Every minute of the cleaning, hosting, cooking, delegating, organizing, shopping and peeling, just to name a few.
I always loved Pesach. As a kid, it was magical. The kitchen transformed; nothing was regular.
I was never the biggest fan of Pesach food, and I’m still not, but I loved the atmosphere. I loved getting together with all the cousins, aunts and uncles at my grandparents house, filling every nook and cranny with blankets and pillows for everyone to sleep; more people in the house than I’m sure were legally allowed. Lots of kids, noise and more noise.
I loved it all.
Now, finishing my 8th year of “making” my own Pesach, my Pesach cabinet has grown exponentially from the original knife, cutting board and tea kettle.. And somewhere along the way, as the lists and responsibilities grew, that love for Pesach got a little less natural and bit watered down…
And so I made some changes.
Each year, before the mile long lists begin to take shape, I focus all my energy on one thing and one thing only:
To love Pesach.
I spend a whole week mentally going through the Pesach motions and do everything I can to cement it all with a strong love for the beautiful week of celebration.

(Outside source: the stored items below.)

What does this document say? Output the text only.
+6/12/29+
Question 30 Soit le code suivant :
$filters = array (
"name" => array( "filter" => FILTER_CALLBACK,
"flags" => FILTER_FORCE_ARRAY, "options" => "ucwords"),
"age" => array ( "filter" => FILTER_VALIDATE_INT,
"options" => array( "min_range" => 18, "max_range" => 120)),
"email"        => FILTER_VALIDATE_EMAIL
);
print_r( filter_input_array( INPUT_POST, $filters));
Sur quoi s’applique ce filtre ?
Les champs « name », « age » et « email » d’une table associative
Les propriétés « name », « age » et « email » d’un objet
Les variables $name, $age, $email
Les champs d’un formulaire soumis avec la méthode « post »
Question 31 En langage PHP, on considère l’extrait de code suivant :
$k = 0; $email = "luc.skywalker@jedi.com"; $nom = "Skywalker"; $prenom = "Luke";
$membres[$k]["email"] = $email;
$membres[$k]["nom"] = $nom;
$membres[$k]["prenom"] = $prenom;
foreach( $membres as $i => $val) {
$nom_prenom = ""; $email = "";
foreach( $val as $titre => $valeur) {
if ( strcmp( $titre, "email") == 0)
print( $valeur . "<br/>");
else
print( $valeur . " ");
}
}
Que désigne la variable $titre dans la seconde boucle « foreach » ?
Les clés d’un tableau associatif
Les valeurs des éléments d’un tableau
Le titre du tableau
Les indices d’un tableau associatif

And so when somewhere between preparing chicken #19, potato kugel #7 and setting the table the exhaustion, overwhelming-ness, noise level and sleep deprivation hit all at the same time, I can still smile and love Pesach.
When every last of the 18 pillows I own, plus the 9 new ones my husband had to run to Walmart to buy before the guests arrived (all my kids insist on sleeping with two each…) I loved it all.
When the kitchen was strewn with half eaten yogurts, eggshells and lady finger crumbs, I loved it all.
When I was preparing food for three different simultaneous seders, my head spinning as I labeled each container of potatoes, onions and eggs to make sure they ended up in the right place, I loved it all.
When I made a dash around the house, handing out clean, new white shirts to all the boys to wear to the community seder, and then I got 7 minutes to quickly prepare myself and went off to host 70 people,I loved it all.
When all the new white shirts were covered in grape juice, the floor a sticky mess and the kids up past midnight, I loved it all.
And each time I sat down to nurse, I thanked my baby for making sure I got a sitting break, helping me love Pesach.
And each time my cleaning lady showed up as planned, I thanked her profusely for helping me love Pesach.
It’s one big blur, but I know I loved every moment.